Using conventional analysis, we could identify which pages are more associated with conversions than others. We could calculate the chance of a conversion for each page, based on the number of page views of each page in conversion vs. non-conversion sessions. We could also see which pages resulted in the most conversions vs. which pages resulted in the most non-conversions.
So, that can help us identify the most valuable pages both in terms of rate and in aggregate. But it doesn’t tell us what it is about those pages that makes them so valuable. Which means that we are just guessing if we try to make more pages like those. Like those in which ways?
That’s where machine learning comes in.
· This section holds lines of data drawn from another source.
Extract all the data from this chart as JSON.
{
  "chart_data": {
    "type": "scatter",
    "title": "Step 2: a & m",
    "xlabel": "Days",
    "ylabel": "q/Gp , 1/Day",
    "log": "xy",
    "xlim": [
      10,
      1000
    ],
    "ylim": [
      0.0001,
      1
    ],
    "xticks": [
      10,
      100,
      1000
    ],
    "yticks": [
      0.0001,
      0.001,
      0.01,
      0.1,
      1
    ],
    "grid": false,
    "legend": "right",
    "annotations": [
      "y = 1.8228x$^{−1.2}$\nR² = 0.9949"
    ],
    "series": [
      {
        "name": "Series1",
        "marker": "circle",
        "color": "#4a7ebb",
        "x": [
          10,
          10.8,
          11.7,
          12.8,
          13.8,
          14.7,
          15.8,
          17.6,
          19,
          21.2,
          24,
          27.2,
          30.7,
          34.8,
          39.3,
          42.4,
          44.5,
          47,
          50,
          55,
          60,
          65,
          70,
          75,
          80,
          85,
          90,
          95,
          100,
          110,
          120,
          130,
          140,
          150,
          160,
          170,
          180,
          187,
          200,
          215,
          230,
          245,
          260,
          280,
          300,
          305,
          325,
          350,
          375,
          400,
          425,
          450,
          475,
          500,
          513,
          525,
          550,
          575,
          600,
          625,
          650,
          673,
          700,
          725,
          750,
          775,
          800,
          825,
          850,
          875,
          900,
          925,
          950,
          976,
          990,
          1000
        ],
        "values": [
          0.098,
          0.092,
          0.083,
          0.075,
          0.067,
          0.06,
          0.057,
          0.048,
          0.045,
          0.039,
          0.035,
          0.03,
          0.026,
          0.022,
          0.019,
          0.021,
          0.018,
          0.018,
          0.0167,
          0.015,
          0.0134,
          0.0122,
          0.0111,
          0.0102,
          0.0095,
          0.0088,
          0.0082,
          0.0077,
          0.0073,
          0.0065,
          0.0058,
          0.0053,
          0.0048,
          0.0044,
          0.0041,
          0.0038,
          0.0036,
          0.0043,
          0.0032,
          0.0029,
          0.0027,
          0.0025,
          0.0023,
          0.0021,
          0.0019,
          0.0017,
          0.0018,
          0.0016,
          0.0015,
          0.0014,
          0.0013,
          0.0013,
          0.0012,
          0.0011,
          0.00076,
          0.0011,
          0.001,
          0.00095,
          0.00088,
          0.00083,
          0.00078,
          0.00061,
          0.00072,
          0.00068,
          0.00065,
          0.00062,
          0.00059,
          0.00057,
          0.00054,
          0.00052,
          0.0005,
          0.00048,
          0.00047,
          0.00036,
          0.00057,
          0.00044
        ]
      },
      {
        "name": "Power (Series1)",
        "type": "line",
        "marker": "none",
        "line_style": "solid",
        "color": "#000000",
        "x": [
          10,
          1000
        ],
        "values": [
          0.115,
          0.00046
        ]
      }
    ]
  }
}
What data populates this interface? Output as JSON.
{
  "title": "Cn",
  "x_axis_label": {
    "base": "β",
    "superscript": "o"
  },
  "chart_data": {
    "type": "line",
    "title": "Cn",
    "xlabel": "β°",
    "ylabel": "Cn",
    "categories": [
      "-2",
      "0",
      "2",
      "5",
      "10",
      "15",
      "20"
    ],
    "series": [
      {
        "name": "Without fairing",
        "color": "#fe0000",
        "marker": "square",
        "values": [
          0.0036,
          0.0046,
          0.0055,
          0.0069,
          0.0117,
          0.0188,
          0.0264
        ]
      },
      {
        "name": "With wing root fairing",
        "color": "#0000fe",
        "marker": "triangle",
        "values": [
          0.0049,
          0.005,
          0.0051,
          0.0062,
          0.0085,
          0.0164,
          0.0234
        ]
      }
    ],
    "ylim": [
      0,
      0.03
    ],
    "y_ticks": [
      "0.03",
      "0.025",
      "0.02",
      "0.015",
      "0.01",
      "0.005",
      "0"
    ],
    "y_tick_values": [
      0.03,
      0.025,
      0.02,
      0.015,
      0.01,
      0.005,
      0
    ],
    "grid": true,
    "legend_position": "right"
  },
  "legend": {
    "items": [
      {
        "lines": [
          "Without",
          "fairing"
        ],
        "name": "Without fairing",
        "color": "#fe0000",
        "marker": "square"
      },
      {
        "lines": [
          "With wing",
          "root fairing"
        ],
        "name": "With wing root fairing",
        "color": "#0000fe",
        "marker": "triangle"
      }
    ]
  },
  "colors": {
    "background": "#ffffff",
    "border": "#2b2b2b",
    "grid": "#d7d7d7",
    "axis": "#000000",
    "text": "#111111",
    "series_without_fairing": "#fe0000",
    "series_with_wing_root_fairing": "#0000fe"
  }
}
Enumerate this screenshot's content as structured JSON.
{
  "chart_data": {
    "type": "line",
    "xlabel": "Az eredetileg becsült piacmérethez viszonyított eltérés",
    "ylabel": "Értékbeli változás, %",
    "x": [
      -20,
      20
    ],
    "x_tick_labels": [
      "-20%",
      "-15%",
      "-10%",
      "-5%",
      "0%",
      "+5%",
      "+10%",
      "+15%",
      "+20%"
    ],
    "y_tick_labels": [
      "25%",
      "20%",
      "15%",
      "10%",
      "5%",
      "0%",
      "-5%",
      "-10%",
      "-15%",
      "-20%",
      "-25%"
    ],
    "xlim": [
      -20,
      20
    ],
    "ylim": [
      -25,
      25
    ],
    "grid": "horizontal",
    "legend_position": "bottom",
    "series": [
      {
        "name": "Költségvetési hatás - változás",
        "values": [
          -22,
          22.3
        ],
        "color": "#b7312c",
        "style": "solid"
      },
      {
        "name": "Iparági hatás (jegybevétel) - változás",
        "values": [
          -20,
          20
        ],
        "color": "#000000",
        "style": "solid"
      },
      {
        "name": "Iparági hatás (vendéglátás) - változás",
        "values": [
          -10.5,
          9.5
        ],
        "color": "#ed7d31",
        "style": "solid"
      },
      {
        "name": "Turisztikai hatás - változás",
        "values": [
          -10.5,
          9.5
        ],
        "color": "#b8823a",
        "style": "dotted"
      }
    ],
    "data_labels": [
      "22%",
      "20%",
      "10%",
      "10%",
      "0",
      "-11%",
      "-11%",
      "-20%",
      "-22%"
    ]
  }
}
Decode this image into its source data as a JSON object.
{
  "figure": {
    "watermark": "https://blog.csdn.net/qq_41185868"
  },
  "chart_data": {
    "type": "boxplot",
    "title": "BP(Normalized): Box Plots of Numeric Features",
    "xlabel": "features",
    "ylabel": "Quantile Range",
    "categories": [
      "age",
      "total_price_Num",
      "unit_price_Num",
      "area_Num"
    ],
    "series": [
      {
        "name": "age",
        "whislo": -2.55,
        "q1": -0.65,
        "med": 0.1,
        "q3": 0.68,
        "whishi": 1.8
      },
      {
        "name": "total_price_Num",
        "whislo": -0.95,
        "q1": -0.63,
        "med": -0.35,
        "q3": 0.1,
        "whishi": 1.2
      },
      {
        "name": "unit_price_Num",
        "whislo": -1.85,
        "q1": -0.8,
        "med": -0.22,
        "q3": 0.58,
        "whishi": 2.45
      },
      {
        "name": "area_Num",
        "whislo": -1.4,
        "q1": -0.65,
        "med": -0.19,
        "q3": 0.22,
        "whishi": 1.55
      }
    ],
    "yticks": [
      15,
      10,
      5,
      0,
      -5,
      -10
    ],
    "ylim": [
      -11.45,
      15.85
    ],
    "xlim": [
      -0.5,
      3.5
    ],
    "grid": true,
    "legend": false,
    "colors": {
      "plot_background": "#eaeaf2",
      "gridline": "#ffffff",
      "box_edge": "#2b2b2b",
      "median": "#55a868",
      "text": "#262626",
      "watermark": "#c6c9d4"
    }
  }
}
Data scientists can extract features out of those pages, such as:
- Number of words
- Length of the URL
- Reading grade level of the content
- Percentage of product name mentions in text
- Percentage of page that is in bullets
- Number of pictures
- Number of videos
- Percentage of grammatical and spelling errors
- Number of broken links or images
- Voice (first, second, or third person)
- Percent of passive voice sentences
- Length of sentences
- Percent of sentences with prepositional phrases
- … you get the idea
Just about anything you can think of can be extracted from the page (with enough time and money) and you can examine the relationship between pages containing that quality and conversions. That can provide guidance for your page creation standards to use these better-performing practices when you create new pages and update old ones.
This example just used conversions, but if you have a buyer journey that allows you to detect progress toward conversions, you might be able to conduct even better machine learning experiments, because the real purpose for each page is to move the visitor to the next step of the journey–perhaps that would reveal different insights than just conversions.
You can also segment your visitors by various personas, and see if different personas are persuaded by different page features. You can segment by step of the buyer journey to see if different features are more persuasive at different steps.
Understand that the most important thing is to end the argument about intrinsic vs. extrinsic measurements. Machine learning can bridge the gap.